Meski ide memperkenalkan bahasa Portugis dianggap sebagai visioner dalam konteks diplomasi, sejumlah pihak menilai bahasa Mandarin lebih relevan secara praktis.

Perhimpunan Pendidikan dan Guru (P2G) melalui koordinator Nasionalnya, Satriwan Salim, menyatakan bahwa pengajaran bahasa asing seharusnya disesuaikan dengan kebutuhan global dan dunia kerja. 

Menurut Satriwan, bahasa Mandarin jauh lebih bermanfaat karena Tiongkok memiliki pengaruh besar di bidang ekonomi dan menjadi mitra dagang utama Indonesia. 

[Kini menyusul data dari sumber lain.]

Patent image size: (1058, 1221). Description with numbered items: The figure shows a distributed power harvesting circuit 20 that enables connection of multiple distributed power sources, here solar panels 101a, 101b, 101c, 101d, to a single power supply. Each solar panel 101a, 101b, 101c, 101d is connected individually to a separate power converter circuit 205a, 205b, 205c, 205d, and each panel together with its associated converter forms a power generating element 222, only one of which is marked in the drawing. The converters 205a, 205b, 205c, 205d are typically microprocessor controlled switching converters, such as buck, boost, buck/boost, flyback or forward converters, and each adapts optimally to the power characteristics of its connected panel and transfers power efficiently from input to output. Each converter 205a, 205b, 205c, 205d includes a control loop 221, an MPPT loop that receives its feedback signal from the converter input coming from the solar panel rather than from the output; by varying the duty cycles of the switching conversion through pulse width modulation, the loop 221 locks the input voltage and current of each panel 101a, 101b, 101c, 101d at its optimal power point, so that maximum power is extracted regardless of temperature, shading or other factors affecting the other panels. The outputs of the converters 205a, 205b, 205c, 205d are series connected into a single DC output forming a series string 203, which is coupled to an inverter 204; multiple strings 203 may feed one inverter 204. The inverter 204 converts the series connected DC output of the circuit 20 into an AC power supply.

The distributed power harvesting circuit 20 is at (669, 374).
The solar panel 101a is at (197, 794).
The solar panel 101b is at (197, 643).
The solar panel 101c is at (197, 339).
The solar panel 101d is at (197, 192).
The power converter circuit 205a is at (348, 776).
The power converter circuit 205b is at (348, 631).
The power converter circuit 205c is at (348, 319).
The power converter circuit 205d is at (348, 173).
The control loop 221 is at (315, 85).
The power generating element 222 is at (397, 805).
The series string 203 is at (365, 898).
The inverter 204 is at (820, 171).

Dalam konteks globalisasi dan ekonomi, pandangan P2G ini memiliki dasar yang kuat. Bahasa Mandarin telah menjadi salah satu bahasa paling banyak digunakan di dunia bisnis, teknologi, dan industri manufaktur. 

Ribuan perusahaan Tiongkok kini beroperasi di Indonesia, sehingga kemampuan berbahasa Mandarin membuka peluang kerja dan jejaring profesional yang luas. 

Sebaliknya, bahasa Portugis memiliki relevansi yang kecil di bidang ekonomi, meskipun  berpotensi memperkuat soft diplomacy dengan negara-negara sahabat seperti Timor Leste. Namun, manfaatnya akan lebih terasa di level diplomasi dan kebudayaan internasional, bukan dalam kegiatan ekonomi sehari-hari. 

Dari sisi kurikulum, kedua usulan menghadapi tantangan yang sama: beban kurikulum siswa yang sudah padat. Jika penambahan bahasa asing tidak dibarengi dengan persiapan yang matang, hal ini justru akan membebani kegiatan belajar-mengajar. 

Dengan demikian, wacana pengajaran bahasa Portugis membuka ruang diskusi penting tentang arah strategis pendidikan bahasa asing di Indonesia. Apakah negara ingin memperkuat sisi diplomatiknya di kancah global atau fokus pada kesiapan tenaga kerja di pasar internasional?

Dalam konteks ini, bahasa Portugis relevan untuk diplomasi, sementara bahasa Mandarin unggul untuk kebutuhan ekonomi dan karier. Keduanya sama-sama bernilai, namun pada akhirnya bergantung pada prioritas nasional.